13th was the Opening Night film of the 54th New York Film Festival. The film is now available to stream on Netflix.
The past couple years have seen a creative outpouring of works, mostly by African Americans, that anatomize the systemic discrimination and violence perpetrated against black people since this country’s inception. These include books like Michelle Alexander’s The New Jim Crow, Ta-Nahesi Coates’ Between the World and Me and Colson Whitehead’s Underground Railroad; TV series like OJ: Made in America and the remake of Roots; and movies like 12 Years a Slave, The Central Park 5, The House I Live In and Ava DuVernay’s majestic Selma. DuVernay’s latest film, the feature-length documentary 13th, is an important addition to that lineup.
Building her case as methodically and irrefutably as a crack trial lawyer, DuVernay documents the forces behind the criminalization, incarceration and murder of black Americans, from the institutionalized violence and dehumanization of slavery to the dog-whistle politics of the present. The experts who provide most of the facts and analysis include some you might expect, like Alexander, but most are less familiar or expected. Newt Gingrich, of all people, has some wise and insightful things to say about the intersection between racism and mass incarceration, as do a number of people whose credentials include the fact that they are, as their title cards put it, “formerly incarcerated.”
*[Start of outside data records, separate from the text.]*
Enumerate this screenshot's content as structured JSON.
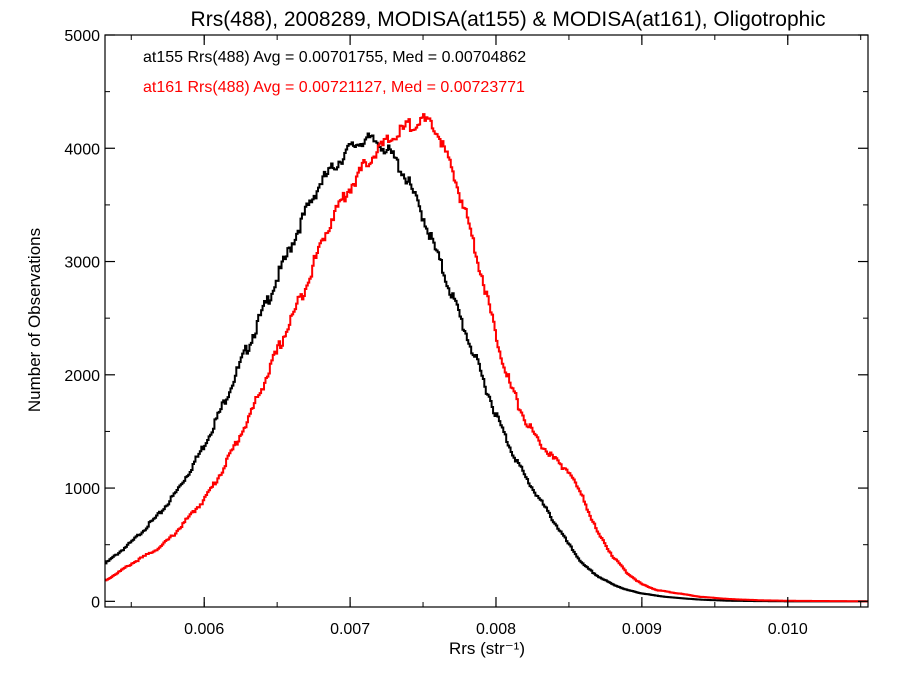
{
  "chart_data": {
    "type": "line",
    "title": "Rrs(488), 2008289, MODISA(at155) & MODISA(at161), Oligotrophic",
    "xlabel": "Rrs (str⁻¹)",
    "ylabel": "Number of Observations",
    "xlim": [
      0.00532,
      0.01055
    ],
    "ylim": [
      -50,
      5000
    ],
    "xticks": [
      0.006,
      0.007,
      0.008,
      0.009,
      0.01
    ],
    "xtick_labels": [
      "0.006",
      "0.007",
      "0.008",
      "0.009",
      "0.010"
    ],
    "yticks": [
      0,
      1000,
      2000,
      3000,
      4000,
      5000
    ],
    "ytick_labels": [
      "0",
      "1000",
      "2000",
      "3000",
      "4000",
      "5000"
    ],
    "grid": false,
    "legend": "top-left",
    "series": [
      {
        "name": "at155",
        "annotation": "at155 Rrs(488) Avg = 0.00701755, Med = 0.00704862",
        "color": "#000000",
        "x": [
          0.00532,
          0.0055,
          0.0057,
          0.0058,
          0.0059,
          0.006,
          0.0061,
          0.0062,
          0.0063,
          0.0064,
          0.0065,
          0.0066,
          0.0067,
          0.0068,
          0.0069,
          0.007,
          0.0071,
          0.0072,
          0.0073,
          0.0074,
          0.0075,
          0.0076,
          0.0077,
          0.0078,
          0.0079,
          0.008,
          0.0081,
          0.0082,
          0.0083,
          0.0084,
          0.0085,
          0.0086,
          0.0087,
          0.0088,
          0.0089,
          0.009,
          0.0091,
          0.0092,
          0.0093,
          0.0094,
          0.0095,
          0.0096,
          0.0098,
          0.01,
          0.01055
        ],
        "y": [
          330,
          520,
          780,
          950,
          1150,
          1380,
          1650,
          1950,
          2250,
          2550,
          2850,
          3150,
          3450,
          3700,
          3850,
          4000,
          4080,
          4050,
          3920,
          3700,
          3400,
          3050,
          2700,
          2350,
          2000,
          1650,
          1350,
          1100,
          900,
          700,
          500,
          320,
          220,
          150,
          100,
          70,
          50,
          35,
          25,
          15,
          10,
          5,
          2,
          0,
          0
        ]
      },
      {
        "name": "at161",
        "annotation": "at161 Rrs(488) Avg = 0.00721127, Med = 0.00723771",
        "color": "#ff0000",
        "x": [
          0.00532,
          0.0055,
          0.0057,
          0.0058,
          0.0059,
          0.006,
          0.0061,
          0.0062,
          0.0063,
          0.0064,
          0.0065,
          0.0066,
          0.0067,
          0.0068,
          0.0069,
          0.007,
          0.0071,
          0.0072,
          0.0073,
          0.0074,
          0.0075,
          0.0076,
          0.0077,
          0.0078,
          0.0079,
          0.008,
          0.0081,
          0.0082,
          0.0083,
          0.0084,
          0.0085,
          0.0086,
          0.0087,
          0.0088,
          0.0089,
          0.009,
          0.0091,
          0.0092,
          0.0093,
          0.0094,
          0.0095,
          0.0096,
          0.0098,
          0.01,
          0.01055
        ],
        "y": [
          180,
          330,
          480,
          600,
          750,
          900,
          1100,
          1350,
          1600,
          1900,
          2200,
          2500,
          2800,
          3150,
          3450,
          3650,
          3850,
          4000,
          4100,
          4200,
          4250,
          4150,
          3800,
          3400,
          2900,
          2350,
          1900,
          1600,
          1400,
          1250,
          1150,
          900,
          600,
          400,
          250,
          150,
          100,
          80,
          60,
          40,
          30,
          20,
          10,
          5,
          0
        ]
      }
    ]
  }
}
Songs used to introduce new topics—most of them rap, like Killer Mike’s “Reagan”—spell things out just as clearly as the talking heads. Particularly pungent quotes or lyrics are occasionally typed out, big enough to read even on a small screen, to underline a point. So are telling figures, like the increase in the number of prisoners in the US every decade, starting with 1970-80, which is shocking to see even if you were already aware of the trend. Many of the archival materials are iconic, like the photos of lynchings and Emmett Till’s pulpy face in his casket and the viral videos of recent shootings by police of unarmed black men. But DuVernay also provides context for some cornerstones of racism that have been hiding in plain sight, like the poisonous language hidden in the Constitutional amendment that gives the film its title, which essentially extends slavery into the present by making it legal to put prisoners to work for little or no pay.
Touching briefly on some political and historical milestones, like the Great Migration and Jim Crow, and slowing down to examine others more closely, the film traces the thread that knits together everything from the so-called drug wars and war on crime to the role of ALEC and private corporations in stuffing privatized prisons full of people, most of them nonwhite, who boost profits both by filling cells and by providing free labor. It slows down most to explore the role played by plea bargaining in our criminal justice system, which DuVernay had envisioned as the topic of the film before her research inspired her to broaden its scope.
Like the archival footage DuVernay shows, most of the facts and figures she cites have long been available to anyone who sought them out. But 13th provides a valuable civic service by weaving them all together into a clear and detailed portrait of racism in America, which anyone with a Netflix subscription can see.